McCormick was not constrained by any type of boundaries, says Gilleece. He designed Presbyterian churches as well as Catholic ones, which she says is quite an unusual thing for an architect of churches to do.
Carol Pollard wrote a book about his Seven Donegal Churches and she did such a good job that everyone associates him with them, says Gilleece.
As a result some of his other buildings are almost forgotten, she says.
All of McCormick’s churches are pyramid-shaped or other unusual shapes, she says. “They are really fun.”
“I don’t think he quite carries it off with the Met building,” says Gilleece. That said, it is certainly eye-catching, which she likes.
“Buildings are meant to excite people and you do drive past and go what is that mad pyramid, did a futuristic spaceship drop down?” she says.
The more people know about buildings the more interest they will take, says Gilleece.

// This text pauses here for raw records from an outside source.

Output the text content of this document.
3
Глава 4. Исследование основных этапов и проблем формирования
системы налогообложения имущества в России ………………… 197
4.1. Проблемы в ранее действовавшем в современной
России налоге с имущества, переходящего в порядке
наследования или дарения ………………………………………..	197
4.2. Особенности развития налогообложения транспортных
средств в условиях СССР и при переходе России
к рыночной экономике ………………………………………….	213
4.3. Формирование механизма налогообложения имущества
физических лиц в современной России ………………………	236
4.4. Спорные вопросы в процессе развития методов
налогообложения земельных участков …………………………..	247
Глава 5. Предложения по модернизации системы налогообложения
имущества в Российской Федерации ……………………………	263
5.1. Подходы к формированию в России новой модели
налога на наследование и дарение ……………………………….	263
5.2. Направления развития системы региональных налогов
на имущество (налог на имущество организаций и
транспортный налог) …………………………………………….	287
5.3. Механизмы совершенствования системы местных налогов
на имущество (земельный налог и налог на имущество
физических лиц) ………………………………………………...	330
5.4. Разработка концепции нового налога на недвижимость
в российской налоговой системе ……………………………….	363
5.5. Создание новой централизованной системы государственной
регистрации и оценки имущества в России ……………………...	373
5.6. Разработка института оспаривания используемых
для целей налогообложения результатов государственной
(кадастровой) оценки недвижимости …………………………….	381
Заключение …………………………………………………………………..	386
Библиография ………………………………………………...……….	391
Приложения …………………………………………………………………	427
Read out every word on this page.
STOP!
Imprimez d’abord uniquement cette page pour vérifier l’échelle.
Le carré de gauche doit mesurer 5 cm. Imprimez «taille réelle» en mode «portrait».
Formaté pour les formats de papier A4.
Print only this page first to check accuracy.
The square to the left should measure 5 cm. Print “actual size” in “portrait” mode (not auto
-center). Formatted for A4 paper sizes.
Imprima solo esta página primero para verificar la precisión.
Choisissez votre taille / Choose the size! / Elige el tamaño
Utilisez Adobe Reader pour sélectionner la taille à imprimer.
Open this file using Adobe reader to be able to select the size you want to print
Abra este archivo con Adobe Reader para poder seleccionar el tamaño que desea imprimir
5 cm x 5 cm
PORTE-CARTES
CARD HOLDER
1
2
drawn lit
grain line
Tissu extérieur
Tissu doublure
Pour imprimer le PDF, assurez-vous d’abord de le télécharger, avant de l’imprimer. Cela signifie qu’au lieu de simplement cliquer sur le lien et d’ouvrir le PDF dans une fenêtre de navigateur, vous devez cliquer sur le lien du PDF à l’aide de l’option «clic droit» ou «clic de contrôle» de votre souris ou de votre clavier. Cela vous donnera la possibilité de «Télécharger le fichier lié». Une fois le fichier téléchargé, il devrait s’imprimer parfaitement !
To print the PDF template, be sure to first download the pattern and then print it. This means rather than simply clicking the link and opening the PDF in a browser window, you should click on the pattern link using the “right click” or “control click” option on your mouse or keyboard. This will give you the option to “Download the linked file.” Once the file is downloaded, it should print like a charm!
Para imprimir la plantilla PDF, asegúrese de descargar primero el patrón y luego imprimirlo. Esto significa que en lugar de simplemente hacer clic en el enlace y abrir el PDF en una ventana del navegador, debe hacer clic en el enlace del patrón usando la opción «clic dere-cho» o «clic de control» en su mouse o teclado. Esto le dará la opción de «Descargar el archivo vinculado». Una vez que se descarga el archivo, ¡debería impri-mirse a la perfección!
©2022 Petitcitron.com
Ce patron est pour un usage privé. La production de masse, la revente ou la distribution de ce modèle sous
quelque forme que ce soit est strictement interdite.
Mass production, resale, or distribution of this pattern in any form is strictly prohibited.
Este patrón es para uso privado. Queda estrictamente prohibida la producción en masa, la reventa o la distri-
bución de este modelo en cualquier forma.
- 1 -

“It is the same with any kind of an art form. If I look at a painting I might go, ‘I don’t know about that’,” she says.
“But then if someone tells me the story I might appreciate it.”
The full essay written by Murray is in the newly released zine published by Phibsboro Press , Cosmoform, which is printed by the Phibsboro Press. The eight-page booklet folds out to an A2 poster designed by illustrator Julien Gobled.
In 2017, designer Eamonn Hall and Murray collaborated on a zine about the Phibsboro Shopping Centre, and they plan to continue to produce works examining iconic Dublin buildings.
[Correction : This article was updated at 9.18am to reflect Cormac Murray’s correct name. We apologise for the error.]